Les confédérations de salariés se rejoignent pour réclamer une assurance dépendance fondée sur la solidarité et l’universalité. Yves Vérollet, secrétaire confédéral à la CFDT, défend le principe d’un financement « très majoritairement public » avec de « nouvelles ressources » supposant une remise à plat de la fiscalité. Il ne trouverait pas absurde d’ouvrir le débat sur le taux de CSG des retraités. Et avance également la piste d’une « taxe faible sur l’ensemble des donations et successions ». Françoise Vagner (Union confédérale des retraités CGT) appelle de ses vux la constitution d’un pôle de financement public (pour les établissements d’hébergement pour personnes âgées dépendantes), une réforme du financement de la protection sociale qui mette à contribution les revenus financiers et une « taxe minime » sur l’ensemble des successions. Pas en reste, Jean-Marc Bilquez, chargé de la protection sociale à FO, estime que le socle du financement du risque dépendance passe par une cinquième branche de la Sécurité sociale dans le cadre d’un régime obligatoire et universel.
La tonalité est différente au MEDEF. Pour Véronique Cazals, directeur de la protection sociale, « la Sécurité sociale de 1945 ne répond pas au financement de besoins de 20 milliards d’euros par an ». Hostile au schéma d’une cinquième branche comme à toute augmentation des prélèvements obligatoires sur les entreprises, le MEDEF juge l’approche assurantielle incontournable. « Il existe de très nombreux contrats et produits diversifiés, il faut laisser le libre choix aux individus de se couvrir. » Pour Laurent Caussat, membre de la Direction de la Sécurité sociale (DSS, au ministère), la souscription de contrats privés dépendance avec des incitations fiscales proportionnées peut être une solution adéquate de même que la mobilisation de l’assurance-vie avec franchise d’impôt.
Aucune solution unique ne suffira. Jean-Paul Siret, président-directeur général du Noble Âge, un groupe de maisons de retraite et d’établissements de santé, insiste sur le fait que les coûts d’hébergement augmenteront dans les prochaines années à la faveur notamment des exigences des résidents. Or, résume-t-il, « il manque déjà environ 1 000 euros par mois soit 12 000 euros par an ». Dans ces conditions, il plaide pour le « recours sur patrimoine » et une assurance obligatoire dépendance.

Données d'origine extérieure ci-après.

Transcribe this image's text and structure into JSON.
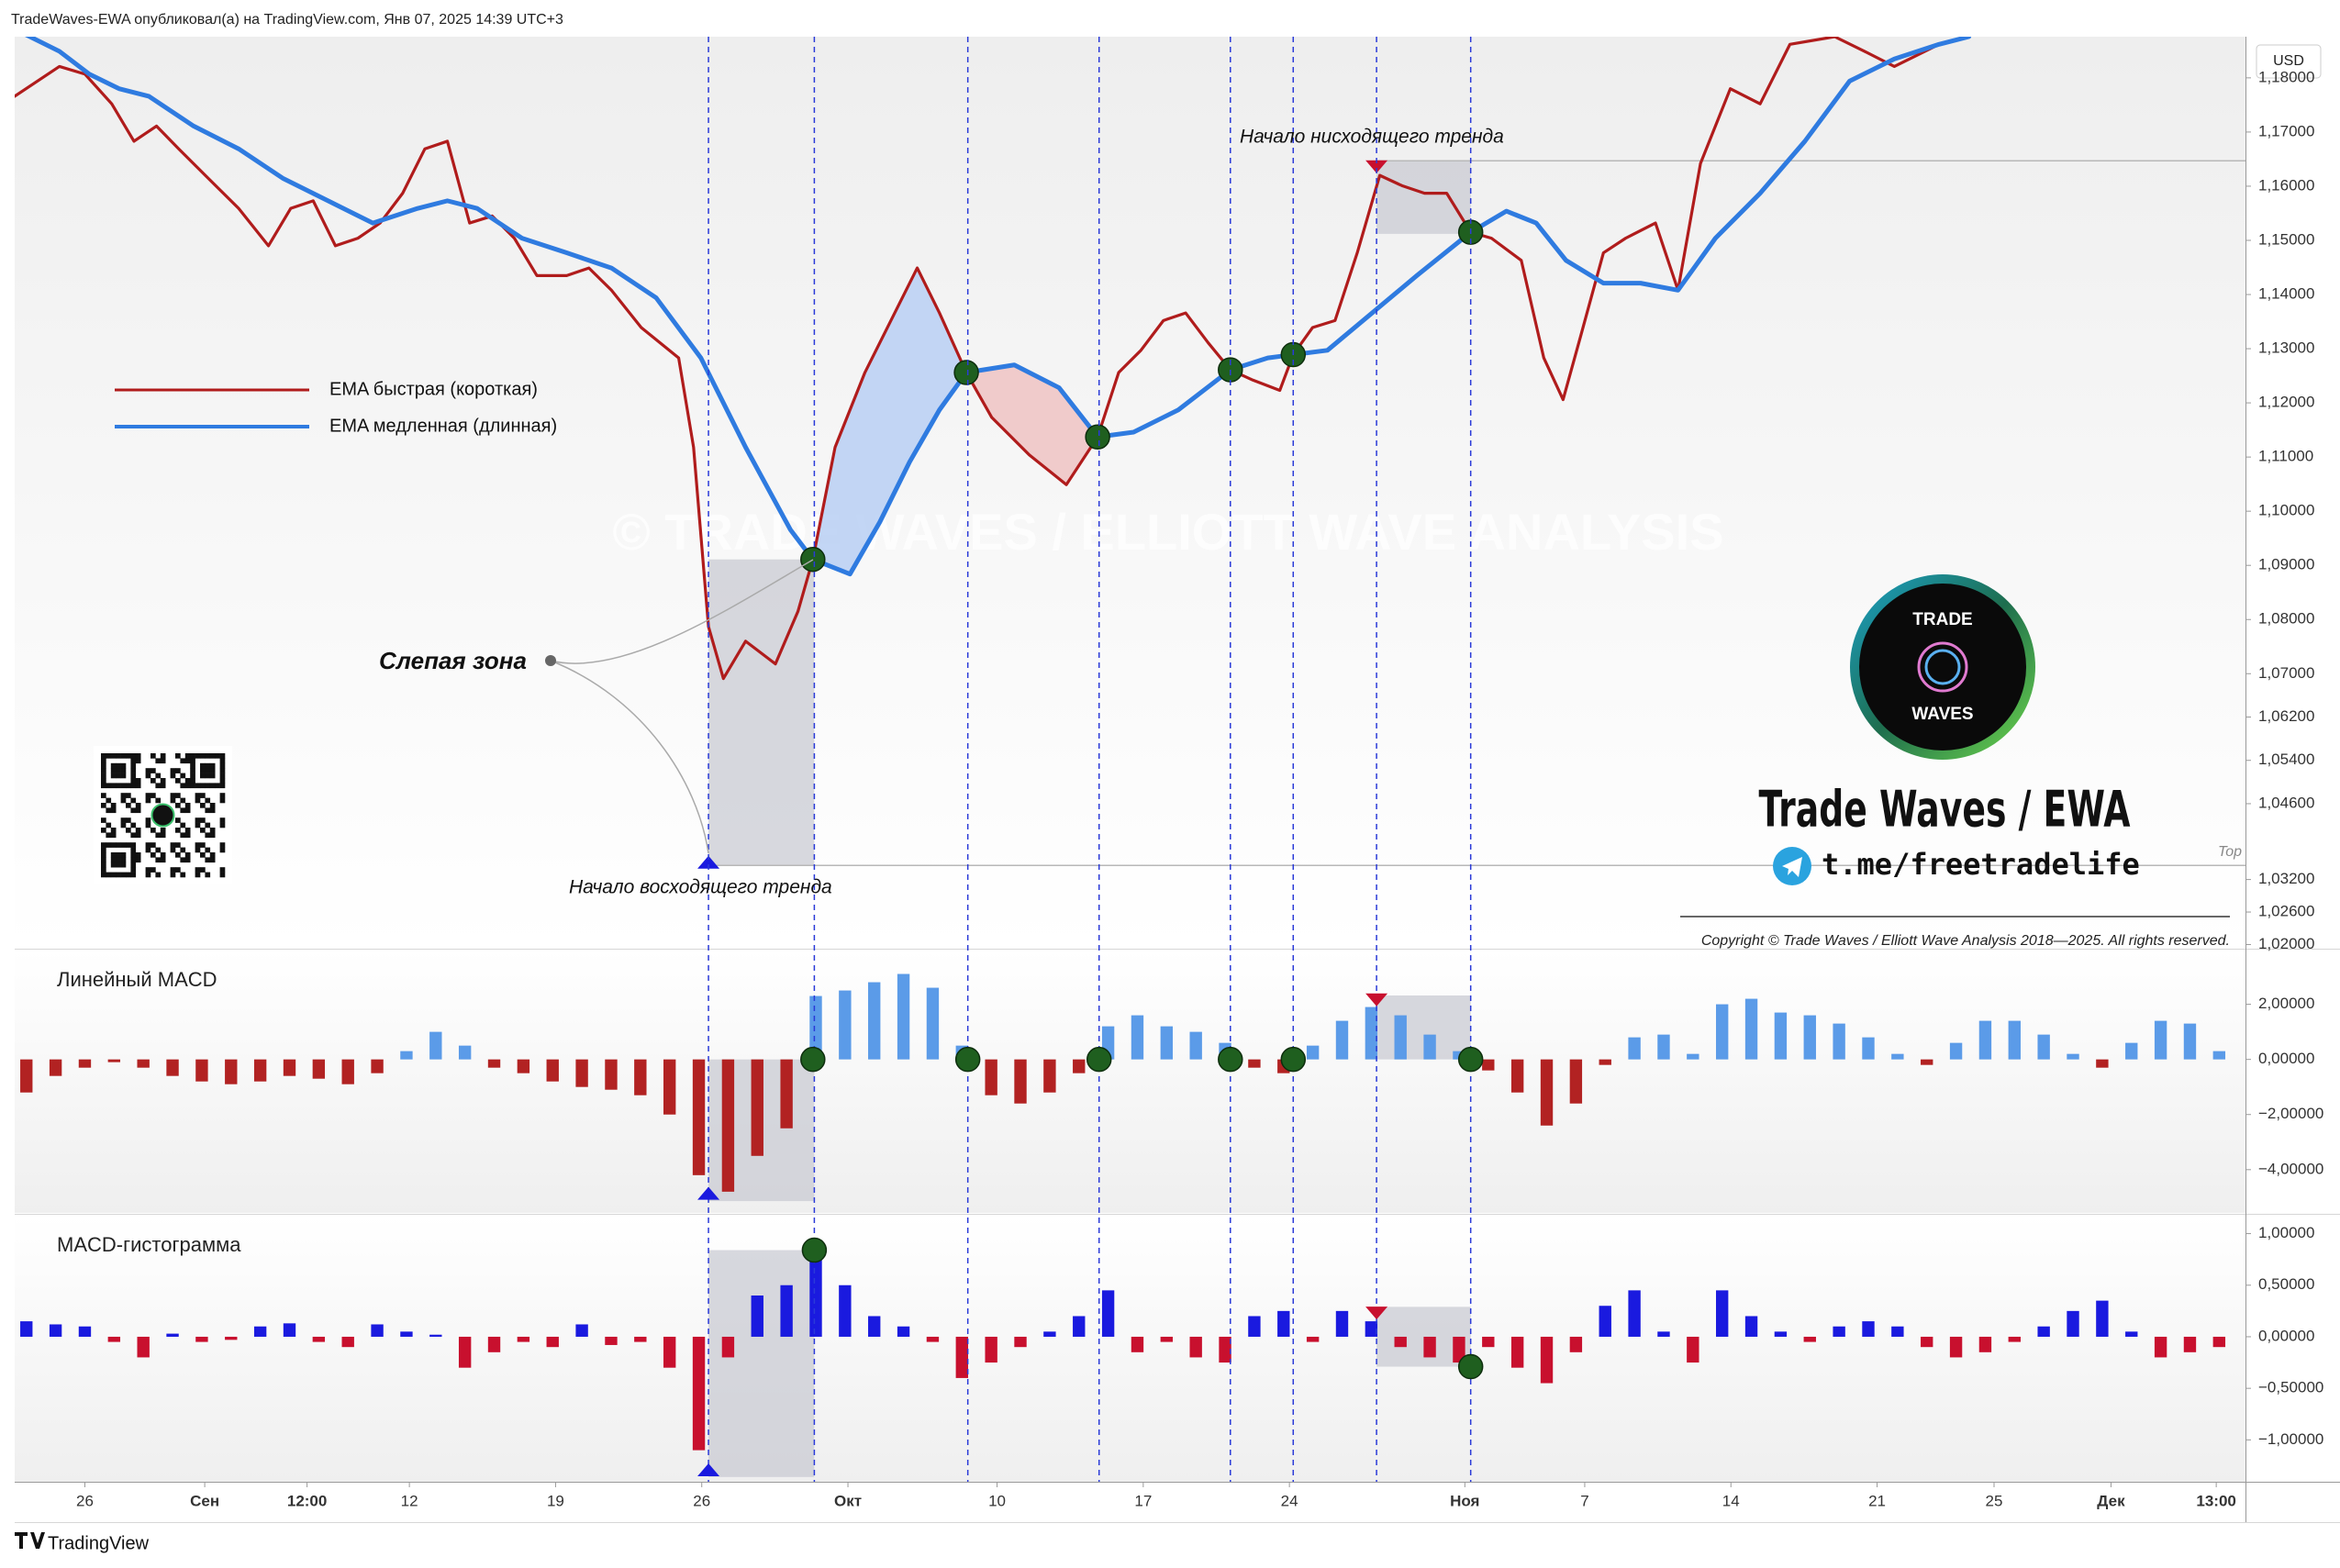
{
  "header": {
    "publisher": "TradeWaves-EWA опубликовал(а) на TradingView.com, Янв 07, 2025 14:39 UTC+3",
    "currency": "USD"
  },
  "chart_data": [
    {
      "type": "line",
      "legend": "left",
      "xlim": [
        -2.4,
        73.9
      ],
      "ylim": [
        1.0194,
        1.1876
      ],
      "yticks": [
        {
          "value": 1.18,
          "label": "1,18000"
        },
        {
          "value": 1.17,
          "label": "1,17000"
        },
        {
          "value": 1.16,
          "label": "1,16000"
        },
        {
          "value": 1.15,
          "label": "1,15000"
        },
        {
          "value": 1.14,
          "label": "1,14000"
        },
        {
          "value": 1.13,
          "label": "1,13000"
        },
        {
          "value": 1.12,
          "label": "1,12000"
        },
        {
          "value": 1.11,
          "label": "1,11000"
        },
        {
          "value": 1.1,
          "label": "1,10000"
        },
        {
          "value": 1.09,
          "label": "1,09000"
        },
        {
          "value": 1.08,
          "label": "1,08000"
        },
        {
          "value": 1.07,
          "label": "1,07000"
        },
        {
          "value": 1.062,
          "label": "1,06200"
        },
        {
          "value": 1.054,
          "label": "1,05400"
        },
        {
          "value": 1.046,
          "label": "1,04600"
        },
        {
          "value": 1.032,
          "label": "1,03200"
        },
        {
          "value": 1.026,
          "label": "1,02600"
        },
        {
          "value": 1.02,
          "label": "1,02000"
        }
      ],
      "series": [
        {
          "name": "EMA быстрая (короткая)",
          "color": "#b01c1c",
          "x": [
            -2.4,
            -0.87,
            0,
            0.92,
            1.68,
            2.45,
            3.21,
            4.23,
            5.26,
            6.28,
            7.04,
            7.81,
            8.57,
            9.34,
            10.1,
            10.87,
            11.63,
            12.4,
            13.16,
            13.93,
            14.69,
            15.46,
            16.48,
            17.24,
            18.01,
            19.03,
            20.31,
            20.82,
            21.33,
            21.84,
            22.6,
            23.62,
            24.39,
            24.9,
            25.66,
            26.68,
            27.7,
            28.47,
            29.23,
            30.15,
            31.02,
            32.3,
            33.57,
            34.64,
            35.36,
            36.12,
            36.89,
            37.65,
            38.42,
            39.18,
            39.95,
            40.87,
            41.33,
            41.99,
            42.76,
            43.52,
            44.29,
            45.05,
            45.82,
            46.58,
            47.4,
            48.11,
            49.13,
            49.9,
            50.56,
            51.17,
            51.94,
            52.7,
            53.72,
            54.49,
            55.26,
            56.28,
            57.3,
            58.32,
            59.85,
            60.87,
            61.89,
            63.42,
            64.44
          ],
          "values": [
            1.1766,
            1.1821,
            1.1807,
            1.1752,
            1.1683,
            1.1711,
            1.1669,
            1.1614,
            1.1559,
            1.149,
            1.1559,
            1.1573,
            1.149,
            1.1504,
            1.1532,
            1.1587,
            1.1669,
            1.1683,
            1.1532,
            1.1545,
            1.1504,
            1.1435,
            1.1435,
            1.1449,
            1.1408,
            1.1339,
            1.1283,
            1.1118,
            1.0787,
            1.0691,
            1.076,
            1.0718,
            1.0815,
            1.0911,
            1.1118,
            1.1256,
            1.1366,
            1.1449,
            1.1366,
            1.1256,
            1.1173,
            1.1104,
            1.1049,
            1.1137,
            1.1256,
            1.1297,
            1.1352,
            1.1366,
            1.1311,
            1.1261,
            1.1242,
            1.1223,
            1.1289,
            1.1339,
            1.1352,
            1.1477,
            1.162,
            1.1601,
            1.1587,
            1.1587,
            1.1515,
            1.1504,
            1.1463,
            1.1283,
            1.1206,
            1.1325,
            1.1477,
            1.1504,
            1.1532,
            1.1408,
            1.1642,
            1.178,
            1.1752,
            1.1862,
            1.1876,
            1.1849,
            1.1821,
            1.1862,
            1.1876
          ]
        },
        {
          "name": "EMA медленная (длинная)",
          "color": "#2f7be0",
          "x": [
            -2.4,
            -0.87,
            0.15,
            1.17,
            2.19,
            3.72,
            5.26,
            6.79,
            8.32,
            9.85,
            11.38,
            12.4,
            13.42,
            14.95,
            16.48,
            18.01,
            19.54,
            21.07,
            22.6,
            24.13,
            24.9,
            26.17,
            27.19,
            28.21,
            29.23,
            30.15,
            31.79,
            33.32,
            34.64,
            35.87,
            37.4,
            39.18,
            40.46,
            41.33,
            42.5,
            44.03,
            45.56,
            47.4,
            48.62,
            49.64,
            50.66,
            51.94,
            53.21,
            54.49,
            55.77,
            57.3,
            58.83,
            60.36,
            61.89,
            63.42,
            64.44
          ],
          "values": [
            1.189,
            1.1849,
            1.1807,
            1.178,
            1.1766,
            1.1711,
            1.1669,
            1.1614,
            1.1573,
            1.1532,
            1.1559,
            1.1573,
            1.1559,
            1.1504,
            1.1477,
            1.1449,
            1.1394,
            1.1283,
            1.1118,
            1.0966,
            1.0911,
            1.0884,
            1.098,
            1.1091,
            1.1187,
            1.1256,
            1.127,
            1.1228,
            1.1137,
            1.1146,
            1.1187,
            1.1261,
            1.1283,
            1.1289,
            1.1297,
            1.1366,
            1.1435,
            1.1515,
            1.1554,
            1.1532,
            1.1463,
            1.1421,
            1.1421,
            1.1408,
            1.1504,
            1.1587,
            1.1683,
            1.1794,
            1.1835,
            1.1862,
            1.1876
          ]
        }
      ],
      "fills": [
        {
          "x": [
            24.9,
            30.15
          ],
          "color": "#b9cff3"
        },
        {
          "x": [
            30.15,
            34.64
          ],
          "color": "#eec3c3"
        }
      ],
      "vlines": [
        21.33,
        24.95,
        30.2,
        34.69,
        39.18,
        41.33,
        44.18,
        47.4
      ],
      "zones": [
        {
          "x": [
            21.33,
            24.95
          ],
          "y": [
            1.0346,
            1.0911
          ]
        },
        {
          "x": [
            44.18,
            47.4
          ],
          "y": [
            1.1512,
            1.1647
          ]
        }
      ],
      "hlines": [
        {
          "x": 21.33,
          "y": 1.0346
        },
        {
          "x": 44.18,
          "y": 1.1647
        }
      ],
      "crossings": {
        "color": "#1f5f1f",
        "x": [
          24.9,
          30.15,
          34.64,
          39.18,
          41.33,
          47.4
        ],
        "y": [
          1.0911,
          1.1256,
          1.1137,
          1.1261,
          1.1289,
          1.1515
        ]
      },
      "markers": [
        {
          "x": 21.33,
          "y": 1.0352,
          "dir": "up",
          "color": "#1a1adf"
        },
        {
          "x": 44.18,
          "y": 1.1636,
          "dir": "down",
          "color": "#c8102e"
        }
      ]
    },
    {
      "type": "bar",
      "title": "Линейный MACD",
      "colors": {
        "positive": "#5b9be8",
        "negative": "#b22222"
      },
      "xlim": [
        -2.4,
        73.9
      ],
      "ylim": [
        -5.57,
        3.95
      ],
      "yticks": [
        {
          "value": 2,
          "label": "2,00000"
        },
        {
          "value": 0,
          "label": "0,00000"
        },
        {
          "value": -2,
          "label": "−2,00000"
        },
        {
          "value": -4,
          "label": "−4,00000"
        }
      ],
      "x": [
        -2,
        -1,
        0,
        1,
        2,
        3,
        4,
        5,
        6,
        7,
        8,
        9,
        10,
        11,
        12,
        13,
        14,
        15,
        16,
        17,
        18,
        19,
        20,
        21,
        22,
        23,
        24,
        25,
        26,
        27,
        28,
        29,
        30,
        31,
        32,
        33,
        34,
        35,
        36,
        37,
        38,
        39,
        40,
        41,
        42,
        43,
        44,
        45,
        46,
        47,
        48,
        49,
        50,
        51,
        52,
        53,
        54,
        55,
        56,
        57,
        58,
        59,
        60,
        61,
        62,
        63,
        64,
        65,
        66,
        67,
        68,
        69,
        70,
        71,
        72,
        73
      ],
      "values": [
        -1.2,
        -0.6,
        -0.3,
        -0.1,
        -0.3,
        -0.6,
        -0.8,
        -0.9,
        -0.8,
        -0.6,
        -0.7,
        -0.9,
        -0.5,
        0.3,
        1,
        0.5,
        -0.3,
        -0.5,
        -0.8,
        -1,
        -1.1,
        -1.3,
        -2,
        -4.2,
        -4.8,
        -3.5,
        -2.5,
        2.3,
        2.5,
        2.8,
        3.1,
        2.6,
        0.5,
        -1.3,
        -1.6,
        -1.2,
        -0.5,
        1.2,
        1.6,
        1.2,
        1,
        0.6,
        -0.3,
        -0.5,
        0.5,
        1.4,
        1.9,
        1.6,
        0.9,
        0.3,
        -0.4,
        -1.2,
        -2.4,
        -1.6,
        -0.2,
        0.8,
        0.9,
        0.2,
        2,
        2.2,
        1.7,
        1.6,
        1.3,
        0.8,
        0.2,
        -0.2,
        0.6,
        1.4,
        1.4,
        0.9,
        0.2,
        -0.3,
        0.6,
        1.4,
        1.3,
        0.3
      ],
      "zones": [
        {
          "x": [
            21.33,
            24.95
          ],
          "y": [
            -5.14,
            0
          ]
        },
        {
          "x": [
            44.18,
            47.4
          ],
          "y": [
            0,
            2.32
          ]
        }
      ],
      "crossings": {
        "color": "#1f5f1f",
        "x": [
          24.9,
          30.2,
          34.69,
          39.18,
          41.33,
          47.4
        ],
        "y": [
          0,
          0,
          0,
          0,
          0,
          0
        ]
      },
      "markers": [
        {
          "x": 21.33,
          "y": -4.86,
          "dir": "up",
          "color": "#1a1adf"
        },
        {
          "x": 44.18,
          "y": 2.16,
          "dir": "down",
          "color": "#c8102e"
        }
      ]
    },
    {
      "type": "bar",
      "title": "MACD-гистограмма",
      "colors": {
        "positive": "#1a1adf",
        "negative": "#c8102e"
      },
      "xlim": [
        -2.4,
        73.9
      ],
      "ylim": [
        -1.406,
        1.174
      ],
      "yticks": [
        {
          "value": 1,
          "label": "1,00000"
        },
        {
          "value": 0.5,
          "label": "0,50000"
        },
        {
          "value": 0,
          "label": "0,00000"
        },
        {
          "value": -0.5,
          "label": "−0,50000"
        },
        {
          "value": -1,
          "label": "−1,00000"
        }
      ],
      "xticks": [
        {
          "value": 0,
          "label": "26"
        },
        {
          "value": 4.1,
          "label": "Сен"
        },
        {
          "value": 7.6,
          "label": "12:00"
        },
        {
          "value": 11.1,
          "label": "12"
        },
        {
          "value": 16.1,
          "label": "19"
        },
        {
          "value": 21.1,
          "label": "26"
        },
        {
          "value": 26.1,
          "label": "Окт"
        },
        {
          "value": 31.2,
          "label": "10"
        },
        {
          "value": 36.2,
          "label": "17"
        },
        {
          "value": 41.2,
          "label": "24"
        },
        {
          "value": 47.2,
          "label": "Ноя"
        },
        {
          "value": 51.3,
          "label": "7"
        },
        {
          "value": 56.3,
          "label": "14"
        },
        {
          "value": 61.3,
          "label": "21"
        },
        {
          "value": 65.3,
          "label": "25"
        },
        {
          "value": 69.3,
          "label": "Дек"
        },
        {
          "value": 72.9,
          "label": "13:00"
        }
      ],
      "x": [
        -2,
        -1,
        0,
        1,
        2,
        3,
        4,
        5,
        6,
        7,
        8,
        9,
        10,
        11,
        12,
        13,
        14,
        15,
        16,
        17,
        18,
        19,
        20,
        21,
        22,
        23,
        24,
        25,
        26,
        27,
        28,
        29,
        30,
        31,
        32,
        33,
        34,
        35,
        36,
        37,
        38,
        39,
        40,
        41,
        42,
        43,
        44,
        45,
        46,
        47,
        48,
        49,
        50,
        51,
        52,
        53,
        54,
        55,
        56,
        57,
        58,
        59,
        60,
        61,
        62,
        63,
        64,
        65,
        66,
        67,
        68,
        69,
        70,
        71,
        72,
        73
      ],
      "values": [
        0.15,
        0.12,
        0.1,
        -0.05,
        -0.2,
        0.03,
        -0.05,
        -0.03,
        0.1,
        0.13,
        -0.05,
        -0.1,
        0.12,
        0.05,
        0.02,
        -0.3,
        -0.15,
        -0.05,
        -0.1,
        0.12,
        -0.08,
        -0.05,
        -0.3,
        -1.1,
        -0.2,
        0.4,
        0.5,
        0.75,
        0.5,
        0.2,
        0.1,
        -0.05,
        -0.4,
        -0.25,
        -0.1,
        0.05,
        0.2,
        0.45,
        -0.15,
        -0.05,
        -0.2,
        -0.25,
        0.2,
        0.25,
        -0.05,
        0.25,
        0.15,
        -0.1,
        -0.2,
        -0.25,
        -0.1,
        -0.3,
        -0.45,
        -0.15,
        0.3,
        0.45,
        0.05,
        -0.25,
        0.45,
        0.2,
        0.05,
        -0.05,
        0.1,
        0.15,
        0.1,
        -0.1,
        -0.2,
        -0.15,
        -0.05,
        0.1,
        0.25,
        0.35,
        0.05,
        -0.2,
        -0.15,
        -0.1
      ],
      "zones": [
        {
          "x": [
            21.33,
            24.95
          ],
          "y": [
            -1.36,
            0.84
          ]
        },
        {
          "x": [
            44.18,
            47.4
          ],
          "y": [
            -0.29,
            0.29
          ]
        }
      ],
      "crossings": {
        "color": "#1f5f1f",
        "x": [
          24.95,
          47.4
        ],
        "y": [
          0.84,
          -0.29
        ]
      },
      "markers": [
        {
          "x": 21.33,
          "y": -1.29,
          "dir": "up",
          "color": "#1a1adf"
        },
        {
          "x": 44.18,
          "y": 0.23,
          "dir": "down",
          "color": "#c8102e"
        }
      ]
    }
  ],
  "annotations": {
    "blind_zone": "Слепая зона",
    "downtrend_start": "Начало нисходящего тренда",
    "uptrend_start": "Начало восходящего тренда",
    "top": "Top",
    "watermark": "© TRADE WAVES / ELLIOTT WAVE ANALYSIS"
  },
  "branding": {
    "logo_top": "TRADE",
    "logo_bottom": "WAVES",
    "name": "Trade Waves / EWA",
    "telegram": "t.me/freetradelife",
    "copyright": "Copyright © Trade Waves / Elliott Wave Analysis 2018—2025. All rights reserved."
  },
  "footer": {
    "brand": "TradingView"
  }
}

Au gouvernement, on jure que rien n’est tranché. « Comme pour les retraites, explique Nora Berra, secrétaire d’État aux Aînés, il existe plusieurs scénarios, plusieurs solutions pour financer la dépendance dans le cadre de ressources publiques limitées. Nous n’avons aucun préjugé. » Reste à trouver l’alchimie entre la solidarité nationale, familiale et les mécanismes de couverture apportés par la prévoyance individuelle ou collective.